David Bell (Leto) is a miscreant who engages in minor vandalism and major free running, and his buddy Cyril Raffaelli (Damien) is a cop who loves him some martial arts. As usual, the government/elite cops have a plan to kill all the poor people in District 13 by killing some cops, and putting them in gangland, and provoking a mass riot, and then getting the prime minister to bomb B-13 back into the Stone Age. Damien and Leto have to evade and/or beat the snot out of 200 riot police and unite the five quite colorful gang leaders of the district to show the video of the shooting to the prime minister and stop the scheme.
The main problem is how unrealistic the plot is. I mean, since when does having cops killing innocent people, even on video, result in anything other than “the officers were later cleared in the shooting…“? Must be a European thing. No, the plot is just an excuse to have cool stunts and fights. And they’re pretty cool. This movie focuses more on Damien and his martial arts then Leto and his parkour. The fight scenes are nice and brutal, and like the previous movie they eschew CGI and wires for good old fashioned muscle-and-sinew work. I wish there was a little more variety in the fights though, they are almost exclusively against faceless uniformed cops who stream out of everywhere like ants. A couple mook fights are good in a martial arts movie, but I felt like the boss fights were lacking. The pace is pretty good and it’s not allowed to lag too much before the next explosive action scene.

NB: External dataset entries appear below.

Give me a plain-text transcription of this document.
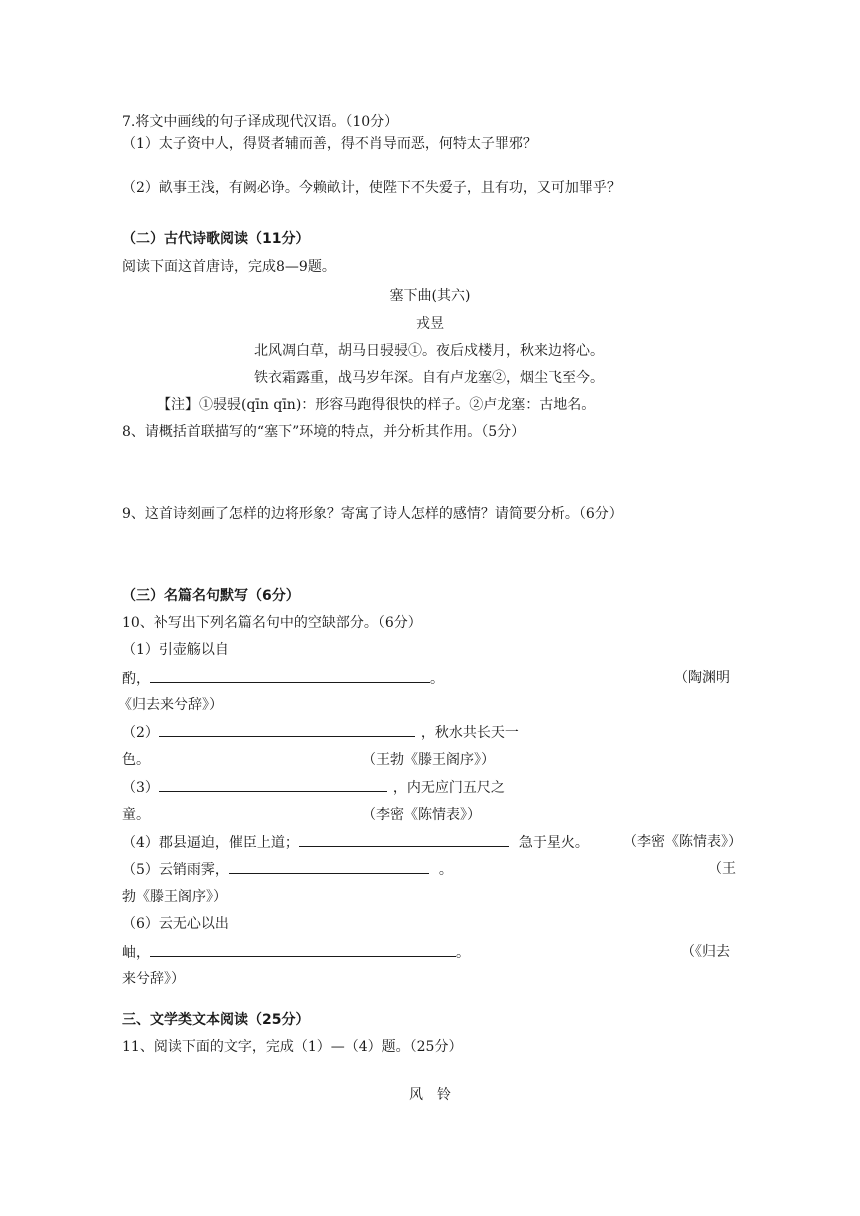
7.将文中画线的句子译成现代汉语。（10分）
（1）太子资中人，得贤者辅而善，得不肖导而恶，何特太子罪邪？
（2）畝事王浅，有阙必诤。今赖畝计，使陛下不失爱子，且有功，又可加罪乎？
（二）古代诗歌阅读（11分）
阅读下面这首唐诗，完成8—9题。
塞下曲(其六)
戎昱
北风凋白草，胡马日骎骎①。夜后戍楼月，秋来边将心。
铁衣霜露重，战马岁年深。自有卢龙塞②，烟尘飞至今。
【注】①骎骎(qīn qīn)：形容马跑得很快的样子。②卢龙塞：古地名。
8、请概括首联描写的“塞下”环境的特点，并分析其作用。（5分）
9、这首诗刻画了怎样的边将形象？寄寓了诗人怎样的感情？请简要分析。（6分）
（三）名篇名句默写（6分）
10、补写出下列名篇名句中的空缺部分。（6分）
（1）引壶觞以自
酌，	。	（陶渊明
《归去来兮辞》）
（2）	，秋水共长天一
色。	（王勃《滕王阁序》）
（3）	，内无应门五尺之
童。	（李密《陈情表》）
（4）郡县逼迫，催臣上道；	急于星火。 （李密《陈情表》）
（5）云销雨霁，	。	（王
勃《滕王阁序》）
（6）云无心以出
岫，	。	（《归去
来兮辞》）
三、文学类文本阅读（25分）
11、阅读下面的文字，完成（1）—（4）题。（25分）
风　铃
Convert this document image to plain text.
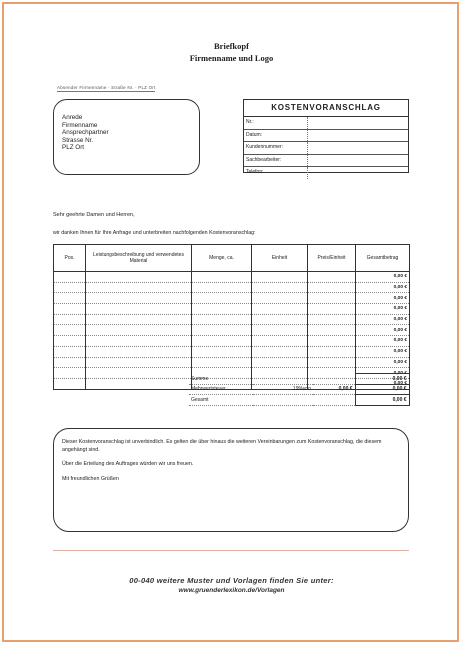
Briefkopf
Firmenname und Logo
Absender Firmenname · Straße Nr. · PLZ Ort
Anrede
Firmenname
Ansprechpartner
Strasse Nr.
PLZ Ort
KOSTENVORANSCHLAG
Nr.:
Datum:
Kundennummer:
Sachbearbeiter:
Telefon:
Sehr geehrte Damen und Herren,
wir danken Ihnen für Ihre Anfrage und unterbreiten nachfolgenden Kostenvoranschlag:
Pos.	Leistungsbeschreibung und verwendetes Material	Menge, ca.	Einheit	Preis/Einheit	Gesamtbetrag
					0,00 €
					0,00 €
					0,00 €
					0,00 €
					0,00 €
					0,00 €
					0,00 €
					0,00 €
					0,00 €
					0,00 €
					0,00 €
Summe			0,00 €
Mehrwertsteuer	19%von	0,00 €	0,00 €
Gesamt			0,00 €

Dieser Kostenvoranschlag ist unverbindlich. Es gelten die über hinaus die weiteren Vereinbarungen zum Kostenvoranschlag, die diesem angehängt sind.

Über die Erteilung des Auftrages würden wir uns freuen.

Mit freundlichen Grüßen

00-040 weitere Muster und Vorlagen finden Sie unter:
www.gruenderlexikon.de/Vorlagen
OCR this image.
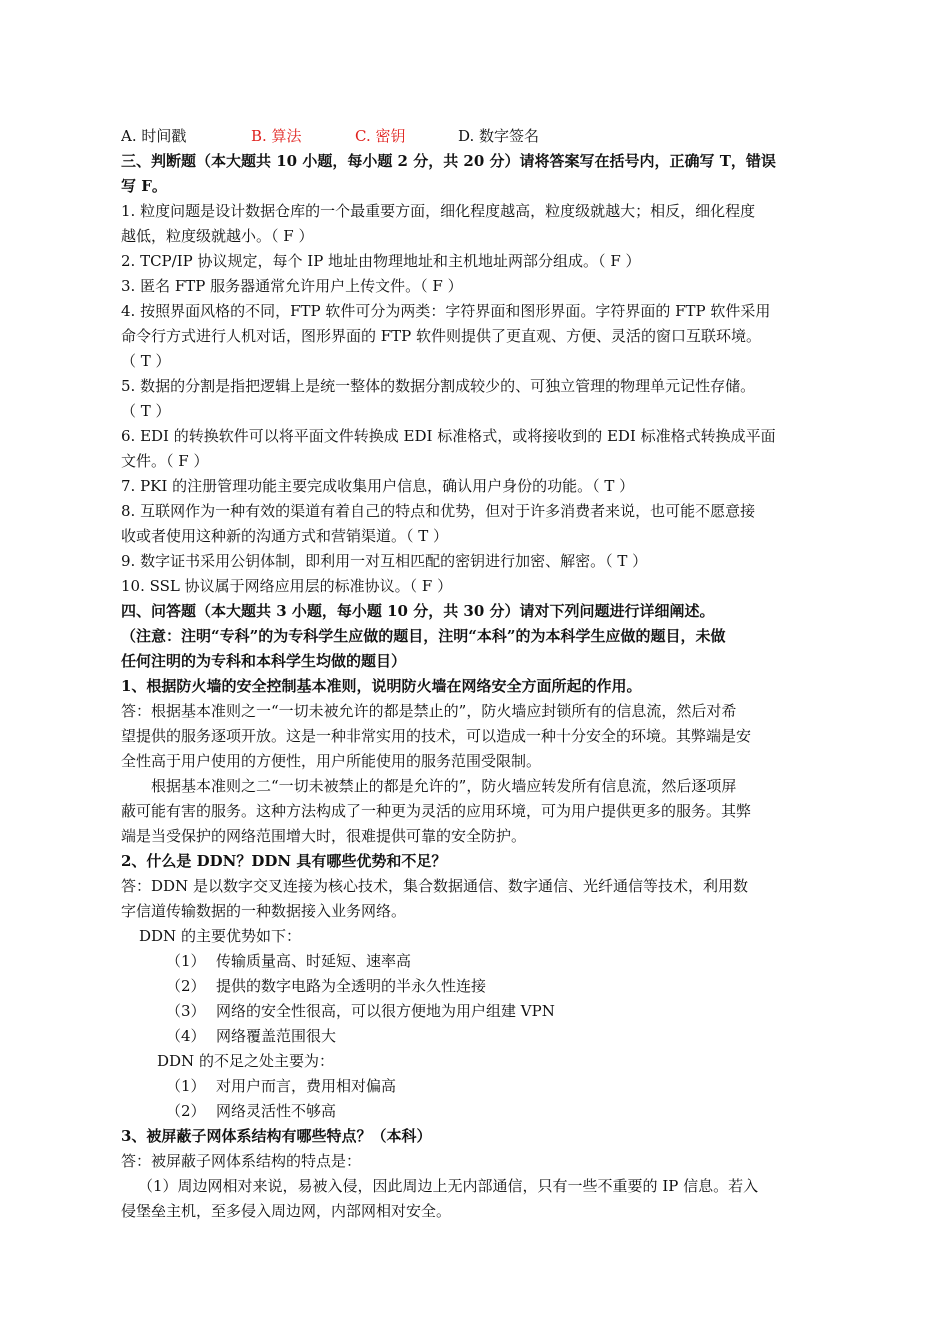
A. 时间戳	B. 算法	C. 密钥	D. 数字签名
三、判断题（本大题共 10 小题，每小题 2 分，共 20 分）请将答案写在括号内，正确写 T，错误
写 F。
1. 粒度问题是设计数据仓库的一个最重要方面，细化程度越高，粒度级就越大；相反，细化程度
越低，粒度级就越小。（ F ）
2. TCP/IP 协议规定，每个 IP 地址由物理地址和主机地址两部分组成。（ F ）
3. 匿名 FTP 服务器通常允许用户上传文件。（ F ）
4. 按照界面风格的不同，FTP 软件可分为两类：字符界面和图形界面。字符界面的 FTP 软件采用
命令行方式进行人机对话，图形界面的 FTP 软件则提供了更直观、方便、灵活的窗口互联环境。
（ T ）
5. 数据的分割是指把逻辑上是统一整体的数据分割成较少的、可独立管理的物理单元记性存储。
（ T ）
6. EDI 的转换软件可以将平面文件转换成 EDI 标准格式，或将接收到的 EDI 标准格式转换成平面
文件。（ F ）
7. PKI 的注册管理功能主要完成收集用户信息，确认用户身份的功能。（ T ）
8. 互联网作为一种有效的渠道有着自己的特点和优势，但对于许多消费者来说，也可能不愿意接
收或者使用这种新的沟通方式和营销渠道。（ T ）
9. 数字证书采用公钥体制，即利用一对互相匹配的密钥进行加密、解密。（ T ）
10. SSL 协议属于网络应用层的标准协议。（ F ）
四、问答题（本大题共 3 小题，每小题 10 分，共 30 分）请对下列问题进行详细阐述。
（注意：注明“专科”的为专科学生应做的题目，注明“本科”的为本科学生应做的题目，未做
任何注明的为专科和本科学生均做的题目）
1、根据防火墙的安全控制基本准则，说明防火墙在网络安全方面所起的作用。
答：根据基本准则之一“一切未被允许的都是禁止的”，防火墙应封锁所有的信息流，然后对希
望提供的服务逐项开放。这是一种非常实用的技术，可以造成一种十分安全的环境。其弊端是安
全性高于用户使用的方便性，用户所能使用的服务范围受限制。
根据基本准则之二“一切未被禁止的都是允许的”，防火墙应转发所有信息流，然后逐项屏
蔽可能有害的服务。这种方法构成了一种更为灵活的应用环境，可为用户提供更多的服务。其弊
端是当受保护的网络范围增大时，很难提供可靠的安全防护。
2、什么是 DDN？DDN 具有哪些优势和不足？
答：DDN 是以数字交叉连接为核心技术，集合数据通信、数字通信、光纤通信等技术，利用数
字信道传输数据的一种数据接入业务网络。
DDN 的主要优势如下：
（1） 传输质量高、时延短、速率高
（2） 提供的数字电路为全透明的半永久性连接
（3） 网络的安全性很高，可以很方便地为用户组建 VPN
（4） 网络覆盖范围很大
DDN 的不足之处主要为：
（1） 对用户而言，费用相对偏高
（2） 网络灵活性不够高
3、被屏蔽子网体系结构有哪些特点？（本科）
答：被屏蔽子网体系结构的特点是：
（1）周边网相对来说，易被入侵，因此周边上无内部通信，只有一些不重要的 IP 信息。若入
侵堡垒主机，至多侵入周边网，内部网相对安全。
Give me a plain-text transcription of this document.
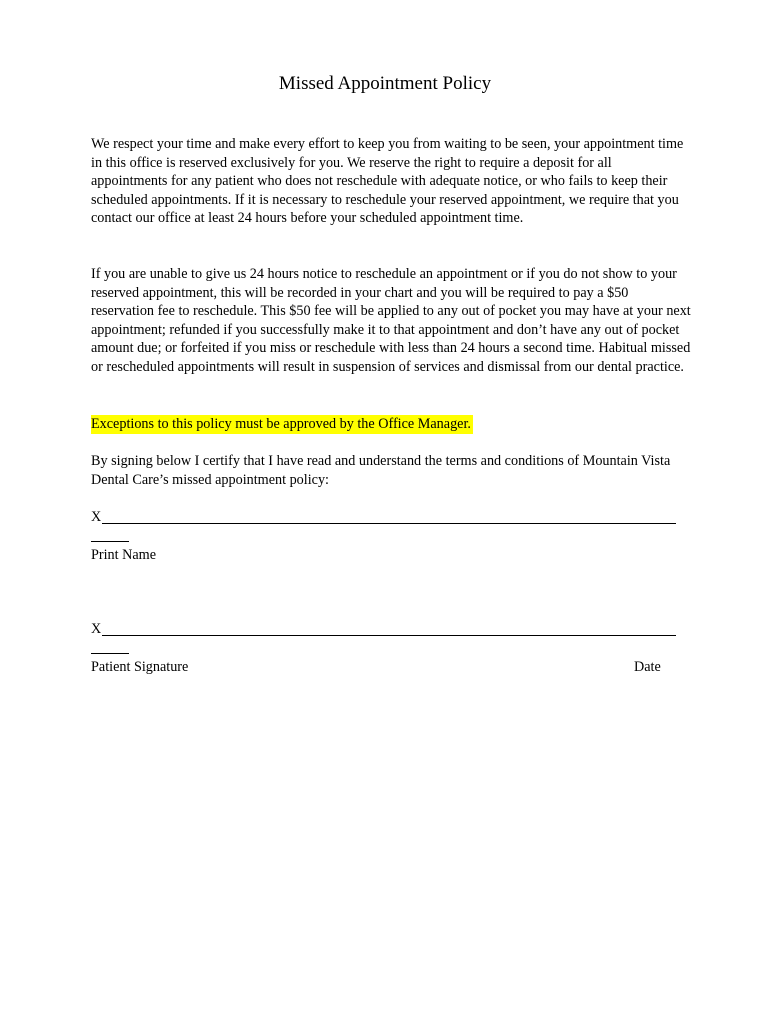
Missed Appointment Policy

We respect your time and make every effort to keep you from waiting to be seen, your appointment time in this office is reserved exclusively for you. We reserve the right to require a deposit for all appointments for any patient who does not reschedule with adequate notice, or who fails to keep their scheduled appointments. If it is necessary to reschedule your reserved appointment, we require that you contact our office at least 24 hours before your scheduled appointment time.

If you are unable to give us 24 hours notice to reschedule an appointment or if you do not show to your reserved appointment, this will be recorded in your chart and you will be required to pay a $50 reservation fee to reschedule. This $50 fee will be applied to any out of pocket you may have at your next appointment; refunded if you successfully make it to that appointment and don’t have any out of pocket amount due; or forfeited if you miss or reschedule with less than 24 hours a second time. Habitual missed or rescheduled appointments will result in suspension of services and dismissal from our dental practice.

Exceptions to this policy must be approved by the Office Manager.

By signing below I certify that I have read and understand the terms and conditions of Mountain Vista Dental Care’s missed appointment policy:

X
Print Name
X
Patient Signature	Date
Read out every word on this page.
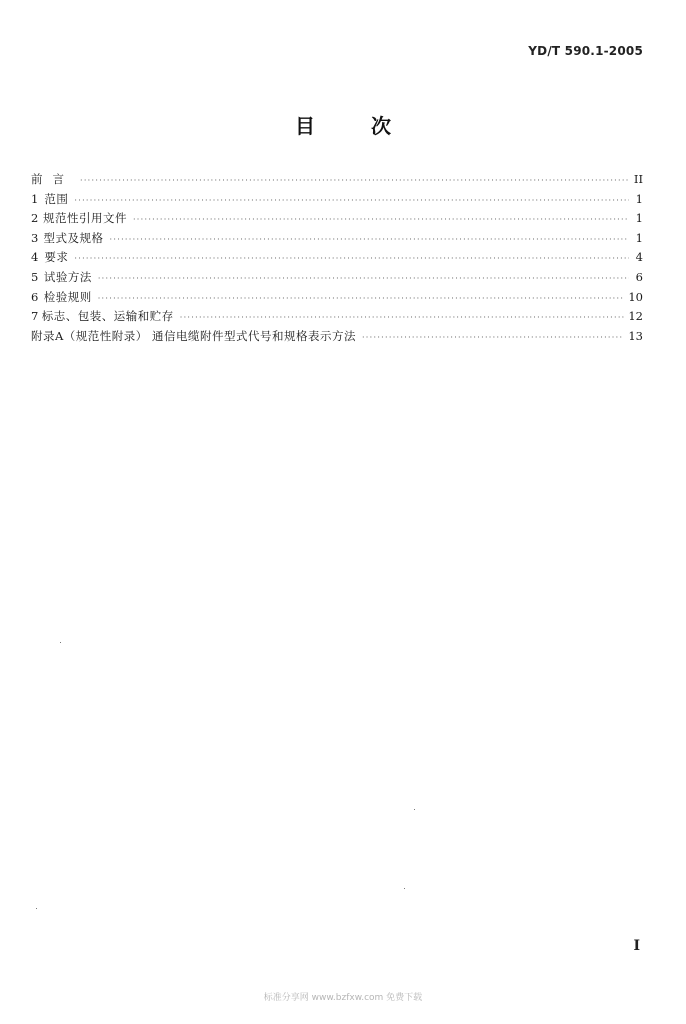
YD/T 590.1-2005
目次
前言 ·····	II
1 范围 ·····	1
2 规范性引用文件 ·····	1
3 型式及规格 ·····	1
4 要求 ·····	4
5 试验方法 ·····	6
6 检验规则 ·····	10
7 标志、包装、运输和贮存 ·····	12
附录A（规范性附录） 通信电缆附件型式代号和规格表示方法 ·····	13
I
标准分享网 www.bzfxw.com 免费下载
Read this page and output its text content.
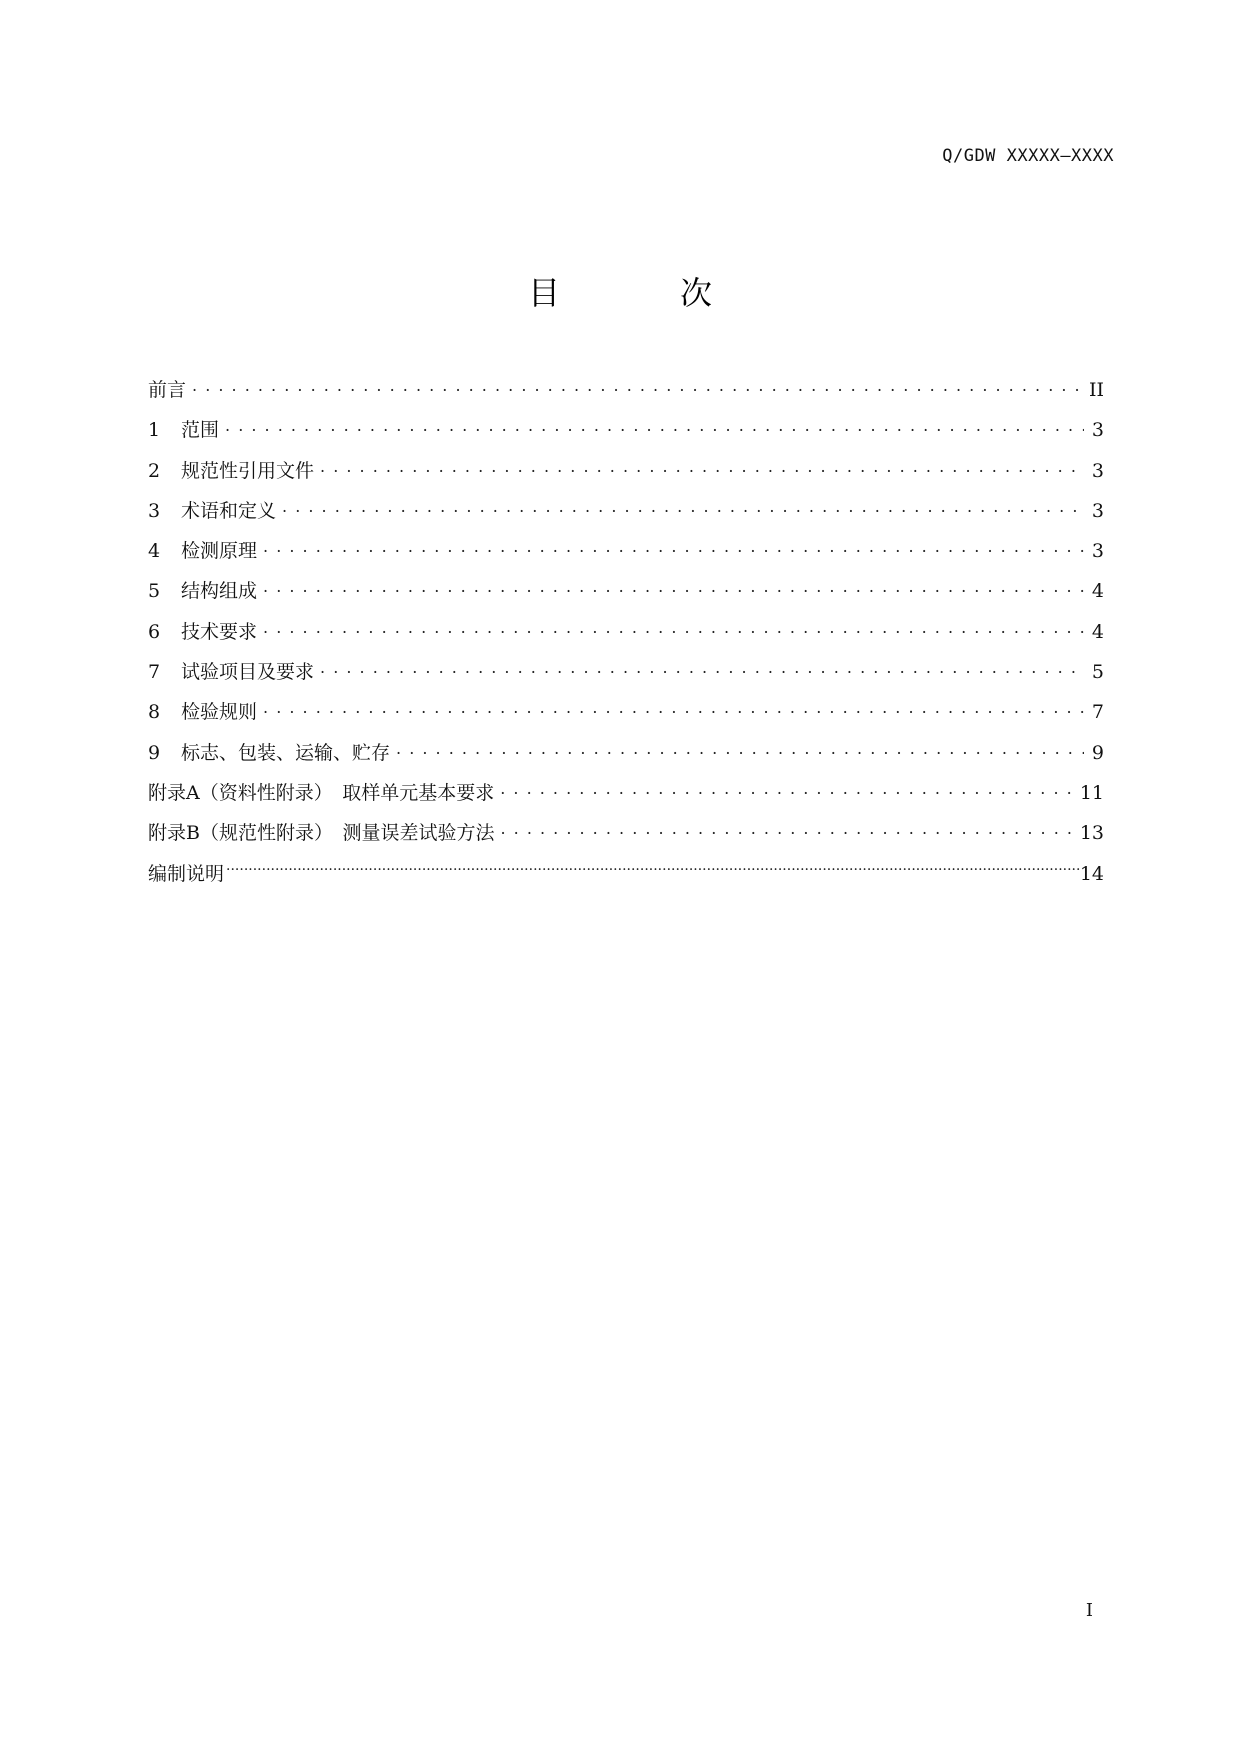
Q/GDW XXXXX—XXXX
目	次
前言 . . .	II
1	范围 . . .	3
2	规范性引用文件 . . .	3
3	术语和定义 . . .	3
4	检测原理 . . .	3
5	结构组成 . . .	4
6	技术要求 . . .	4
7	试验项目及要求 . . .	5
8	检验规则 . . .	7
9	标志、包装、运输、贮存 . . .	9
附录A（资料性附录）　取样单元基本要求 . . .	11
附录B（规范性附录）　测量误差试验方法 . . .	13
编制说明 ·····	14
I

Like most Besson franchises, there’s a little bit of diminishing returns at work here; the action isn’t as novel and the fact that the plot is so much the same as the first movie erodes a little of the “dumb, but WOW” calculus of the original. It is still fun, though, and listening to the French prime minister wax poetic about “liberte, egalite, fraternite” is inspiring. In the end, I’m glad I saw it, though it’s not revolutionary it’s solid.